Some White men (and women) in the United States took the election of Barack Obama as direct attacks on their livelihood. The 2016 election was a way to ‘reclaim’ their power. By destroying those critical advances made by the Obama government to improve healthcare, access to education, and liveable wages for all—advances that significantly benefited Black people and people of colour—Trump voters made it clear that a system that works for non-White people was not a system that would work for them. They would rather destroy the system, and democracy itself. In other words: they’d rather choose nihilism over the possibility of sharing an equal world with people whom they consider inferior.

These White men will not acknowledge one simple truth: that we are all equal and that everyone deserves a fair go.  We need tools of equity to compensate for centuries of destruction.

In all of these movies (and, often, in life. See: Trump), White men play the victim when actually they are the perpetrators of destruction.

In Joker we are pushed to feel empathy towards Arthur Fleck. The character, played spectacularly by Joaquin Phoenix, is pushed to the ‘edge’: he is pushed to murder.

He feels ostracised by a society that treats him unfairly, a society that doesn’t care, that doesn’t place him where he truly belongs: at the centre. Fleck is oppressed by wealthy White men, rejected by them, and is made to live with other poor Whites and Blacks.

Throughout the movie, all of his interactions with Black people are with Black women, whom he antagonises in a manner that references Incel culture.

I understand that Joker is a commercial enterprise that is trying to make as much money as possible. To do this, the movie tries to capture the ethos of the White men of our time and, may I add, it does this very well. The problem is that the movie helps to propel the idea of the ‘oppressed White man’, the man with no resources left but murder and destruction. Nihilism, for the oppressed White man, is the only choice.

The movie itself acts as a kind of last cry:

‘Look at us.’

‘We are suffering too.’

‘Please understand us.’

‘This is why we voted to destroy democracy.’

‘Can’t you understand you made us do it?’

Watching this movie as a Black person feels like a call to accept the oppressor’s narrative, and therefore accept defeat. Feelings are universal and, as Maya Angelou once put it: ‘What is true somewhere is true anywhere.’

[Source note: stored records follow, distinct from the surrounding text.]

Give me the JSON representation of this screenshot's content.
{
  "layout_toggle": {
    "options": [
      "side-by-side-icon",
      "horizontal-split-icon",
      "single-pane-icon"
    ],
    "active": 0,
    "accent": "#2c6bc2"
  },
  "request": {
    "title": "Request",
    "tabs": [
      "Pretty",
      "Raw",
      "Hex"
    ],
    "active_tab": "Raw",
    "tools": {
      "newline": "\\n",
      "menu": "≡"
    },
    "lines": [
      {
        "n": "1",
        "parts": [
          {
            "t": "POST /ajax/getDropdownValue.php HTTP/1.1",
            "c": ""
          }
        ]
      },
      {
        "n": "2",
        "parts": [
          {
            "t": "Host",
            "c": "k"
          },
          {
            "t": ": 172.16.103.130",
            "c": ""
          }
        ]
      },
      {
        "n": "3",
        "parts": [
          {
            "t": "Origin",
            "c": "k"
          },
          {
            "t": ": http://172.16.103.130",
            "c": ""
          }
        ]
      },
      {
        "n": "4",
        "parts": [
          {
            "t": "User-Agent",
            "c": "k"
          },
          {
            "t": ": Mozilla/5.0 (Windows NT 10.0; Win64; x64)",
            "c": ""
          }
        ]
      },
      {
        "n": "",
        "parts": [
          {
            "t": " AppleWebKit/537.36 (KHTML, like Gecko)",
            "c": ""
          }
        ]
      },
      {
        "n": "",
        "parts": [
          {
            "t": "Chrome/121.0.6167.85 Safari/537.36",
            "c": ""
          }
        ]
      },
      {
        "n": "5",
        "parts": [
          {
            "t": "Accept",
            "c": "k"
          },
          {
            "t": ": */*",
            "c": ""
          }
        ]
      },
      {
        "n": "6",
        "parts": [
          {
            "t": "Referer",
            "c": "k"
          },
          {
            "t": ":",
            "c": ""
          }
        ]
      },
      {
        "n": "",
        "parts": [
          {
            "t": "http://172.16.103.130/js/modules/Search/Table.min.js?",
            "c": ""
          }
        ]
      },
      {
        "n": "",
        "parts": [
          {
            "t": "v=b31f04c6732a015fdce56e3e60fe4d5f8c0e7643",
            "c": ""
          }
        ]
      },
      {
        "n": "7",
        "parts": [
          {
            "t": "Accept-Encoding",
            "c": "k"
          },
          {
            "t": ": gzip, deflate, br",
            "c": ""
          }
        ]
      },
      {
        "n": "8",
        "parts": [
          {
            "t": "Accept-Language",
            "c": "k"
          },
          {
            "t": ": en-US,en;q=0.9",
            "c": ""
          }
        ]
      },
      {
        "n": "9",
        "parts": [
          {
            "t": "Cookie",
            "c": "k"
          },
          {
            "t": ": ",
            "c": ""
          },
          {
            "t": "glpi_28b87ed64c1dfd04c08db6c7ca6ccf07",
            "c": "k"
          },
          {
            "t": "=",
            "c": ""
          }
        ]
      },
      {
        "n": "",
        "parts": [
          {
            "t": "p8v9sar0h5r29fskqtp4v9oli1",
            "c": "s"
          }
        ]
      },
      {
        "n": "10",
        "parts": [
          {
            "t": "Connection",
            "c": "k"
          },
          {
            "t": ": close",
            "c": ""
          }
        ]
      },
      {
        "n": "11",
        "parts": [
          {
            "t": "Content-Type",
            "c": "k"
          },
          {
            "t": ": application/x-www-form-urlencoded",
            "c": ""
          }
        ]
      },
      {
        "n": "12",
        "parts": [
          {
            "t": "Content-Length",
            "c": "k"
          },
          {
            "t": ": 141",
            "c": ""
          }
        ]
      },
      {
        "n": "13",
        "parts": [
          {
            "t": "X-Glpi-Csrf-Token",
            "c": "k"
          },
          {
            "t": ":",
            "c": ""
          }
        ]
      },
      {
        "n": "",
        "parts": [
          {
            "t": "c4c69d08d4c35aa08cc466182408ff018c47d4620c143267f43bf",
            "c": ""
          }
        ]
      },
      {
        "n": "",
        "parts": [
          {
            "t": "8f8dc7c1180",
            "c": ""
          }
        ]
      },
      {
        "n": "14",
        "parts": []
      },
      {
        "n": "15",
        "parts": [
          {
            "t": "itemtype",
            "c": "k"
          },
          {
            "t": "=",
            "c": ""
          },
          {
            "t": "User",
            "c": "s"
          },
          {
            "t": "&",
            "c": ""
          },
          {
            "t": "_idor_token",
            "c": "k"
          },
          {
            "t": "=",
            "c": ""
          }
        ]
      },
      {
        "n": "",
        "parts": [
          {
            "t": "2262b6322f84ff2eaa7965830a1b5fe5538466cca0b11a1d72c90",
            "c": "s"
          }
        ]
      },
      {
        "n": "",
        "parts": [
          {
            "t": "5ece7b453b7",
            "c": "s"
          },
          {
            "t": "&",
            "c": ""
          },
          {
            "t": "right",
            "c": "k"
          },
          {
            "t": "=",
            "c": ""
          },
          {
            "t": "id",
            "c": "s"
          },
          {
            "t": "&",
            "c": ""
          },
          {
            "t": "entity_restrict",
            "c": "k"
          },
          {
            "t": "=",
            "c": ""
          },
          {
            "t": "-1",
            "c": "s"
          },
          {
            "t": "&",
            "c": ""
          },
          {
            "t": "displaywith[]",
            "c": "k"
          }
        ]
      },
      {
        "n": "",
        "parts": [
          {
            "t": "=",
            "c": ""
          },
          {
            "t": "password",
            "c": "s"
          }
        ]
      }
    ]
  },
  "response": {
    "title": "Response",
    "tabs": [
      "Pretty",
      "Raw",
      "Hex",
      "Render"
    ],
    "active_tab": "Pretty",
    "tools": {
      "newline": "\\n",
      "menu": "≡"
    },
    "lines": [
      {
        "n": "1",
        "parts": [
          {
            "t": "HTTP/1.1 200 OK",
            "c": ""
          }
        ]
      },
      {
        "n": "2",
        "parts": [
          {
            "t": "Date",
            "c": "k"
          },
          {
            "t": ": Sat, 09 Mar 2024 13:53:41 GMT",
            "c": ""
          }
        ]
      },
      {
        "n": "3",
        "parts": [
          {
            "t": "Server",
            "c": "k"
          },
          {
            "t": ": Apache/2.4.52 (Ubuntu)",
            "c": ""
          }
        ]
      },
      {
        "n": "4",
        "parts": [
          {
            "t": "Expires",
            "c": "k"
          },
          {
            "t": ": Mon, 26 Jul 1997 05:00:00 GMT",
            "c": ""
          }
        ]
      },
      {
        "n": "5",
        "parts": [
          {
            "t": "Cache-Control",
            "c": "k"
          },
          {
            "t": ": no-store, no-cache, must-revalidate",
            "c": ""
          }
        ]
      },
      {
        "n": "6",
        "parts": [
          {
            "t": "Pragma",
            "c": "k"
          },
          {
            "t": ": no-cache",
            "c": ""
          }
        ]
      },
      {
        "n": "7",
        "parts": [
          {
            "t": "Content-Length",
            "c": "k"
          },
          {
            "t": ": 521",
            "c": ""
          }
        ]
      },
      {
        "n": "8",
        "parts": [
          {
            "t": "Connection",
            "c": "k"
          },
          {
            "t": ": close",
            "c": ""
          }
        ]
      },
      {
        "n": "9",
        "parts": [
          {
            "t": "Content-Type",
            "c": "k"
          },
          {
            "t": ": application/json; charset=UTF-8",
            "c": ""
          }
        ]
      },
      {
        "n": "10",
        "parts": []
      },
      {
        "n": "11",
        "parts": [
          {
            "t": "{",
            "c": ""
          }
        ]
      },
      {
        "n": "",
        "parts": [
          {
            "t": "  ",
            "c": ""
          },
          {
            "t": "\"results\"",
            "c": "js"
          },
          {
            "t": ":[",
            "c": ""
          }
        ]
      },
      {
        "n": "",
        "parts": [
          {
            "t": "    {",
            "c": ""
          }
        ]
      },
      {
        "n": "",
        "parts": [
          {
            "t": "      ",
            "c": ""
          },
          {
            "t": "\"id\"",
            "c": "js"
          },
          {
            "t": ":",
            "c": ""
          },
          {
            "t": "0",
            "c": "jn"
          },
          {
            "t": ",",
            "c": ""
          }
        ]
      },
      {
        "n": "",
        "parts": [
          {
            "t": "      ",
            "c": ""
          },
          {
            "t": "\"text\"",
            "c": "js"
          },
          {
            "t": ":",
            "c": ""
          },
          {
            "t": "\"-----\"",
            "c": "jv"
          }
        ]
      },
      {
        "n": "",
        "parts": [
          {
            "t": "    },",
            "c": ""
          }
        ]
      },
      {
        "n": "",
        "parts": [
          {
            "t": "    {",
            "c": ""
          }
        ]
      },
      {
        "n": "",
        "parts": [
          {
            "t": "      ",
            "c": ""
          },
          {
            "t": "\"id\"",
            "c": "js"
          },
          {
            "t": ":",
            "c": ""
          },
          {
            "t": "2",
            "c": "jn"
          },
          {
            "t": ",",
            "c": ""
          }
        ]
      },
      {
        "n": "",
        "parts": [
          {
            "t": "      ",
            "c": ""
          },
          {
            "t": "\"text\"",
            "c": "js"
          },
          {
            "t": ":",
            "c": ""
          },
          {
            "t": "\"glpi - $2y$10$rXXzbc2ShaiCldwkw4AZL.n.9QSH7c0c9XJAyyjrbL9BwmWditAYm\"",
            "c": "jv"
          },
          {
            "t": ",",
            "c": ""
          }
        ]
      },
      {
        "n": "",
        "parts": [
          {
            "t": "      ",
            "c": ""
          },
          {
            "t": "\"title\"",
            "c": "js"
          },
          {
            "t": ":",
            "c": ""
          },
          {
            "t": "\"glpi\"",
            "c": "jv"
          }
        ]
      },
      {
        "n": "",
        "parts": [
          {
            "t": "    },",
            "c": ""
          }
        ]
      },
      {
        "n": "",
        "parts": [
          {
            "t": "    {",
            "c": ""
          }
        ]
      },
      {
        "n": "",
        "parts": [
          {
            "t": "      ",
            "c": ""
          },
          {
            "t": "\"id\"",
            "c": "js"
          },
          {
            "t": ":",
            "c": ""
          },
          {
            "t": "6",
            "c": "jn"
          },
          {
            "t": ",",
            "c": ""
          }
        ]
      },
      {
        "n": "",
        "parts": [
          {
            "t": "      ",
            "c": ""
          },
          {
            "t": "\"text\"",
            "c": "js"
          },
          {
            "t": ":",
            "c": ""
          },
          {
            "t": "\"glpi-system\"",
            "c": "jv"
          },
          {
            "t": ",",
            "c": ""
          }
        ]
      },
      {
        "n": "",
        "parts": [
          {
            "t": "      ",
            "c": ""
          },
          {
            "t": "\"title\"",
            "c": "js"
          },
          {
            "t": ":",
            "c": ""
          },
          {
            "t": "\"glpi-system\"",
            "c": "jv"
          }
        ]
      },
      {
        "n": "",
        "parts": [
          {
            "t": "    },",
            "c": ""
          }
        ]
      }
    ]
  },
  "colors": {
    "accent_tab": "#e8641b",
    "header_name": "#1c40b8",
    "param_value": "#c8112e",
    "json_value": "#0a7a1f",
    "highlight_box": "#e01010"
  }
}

I’ve recently learned that there is nothing more powerful than a man—or a group of men—who feels oppressed.  They will fight with everything they have to achieve what they want. Fighting for your freedom gives you power that you did not know you had.

In my view, White men are not under attack and they are far from being oppressed, but, somehow, this is how many of them feel at this moment in history. Understanding this is paramount to fighting it, and correcting the course of humanity.

In Hidden Figures and in Remember the Titans, when Black and White people actually cooperate, great things happen. Young university athletes advance to the state championship, and Apollo 11 lands on the moon—which is to say, success comes from when we as humanity work together towards shared goals. It’s interesting to think that both of these examples are based on true stories.

If I am being honest, I’m resentful of the racism I’ve experienced both in life and in cinema. How could I not be? But this does not change the fact that, every day, I am willing to give every White person I encounter a fair go. I mean, of course—it shouldn’t be any different. I am far from advocating otherwise.

I want to humanise and individualise—and I demand to be humanised and individualised too.



Author: Guido Melo

Guido Melo is Afro-Brazilian living in Melbourne(Naarm), Australia. He is a passionate advocate for racial equality. Winner of Stonnington Unititle Literary Festival for Best Poem. He is a recent recipient of the commendation by the city of Melbourne, a Brazilian music aficionado, a fashionista, a photography enthusiast, a digital marketing and social media manager. Guido was a panellist for the Fitzroy Writers Festival a Host & MC for the Emerging Writers Festival & a contributor writer for blackinc's anthology ''Growing Up African in Australia''.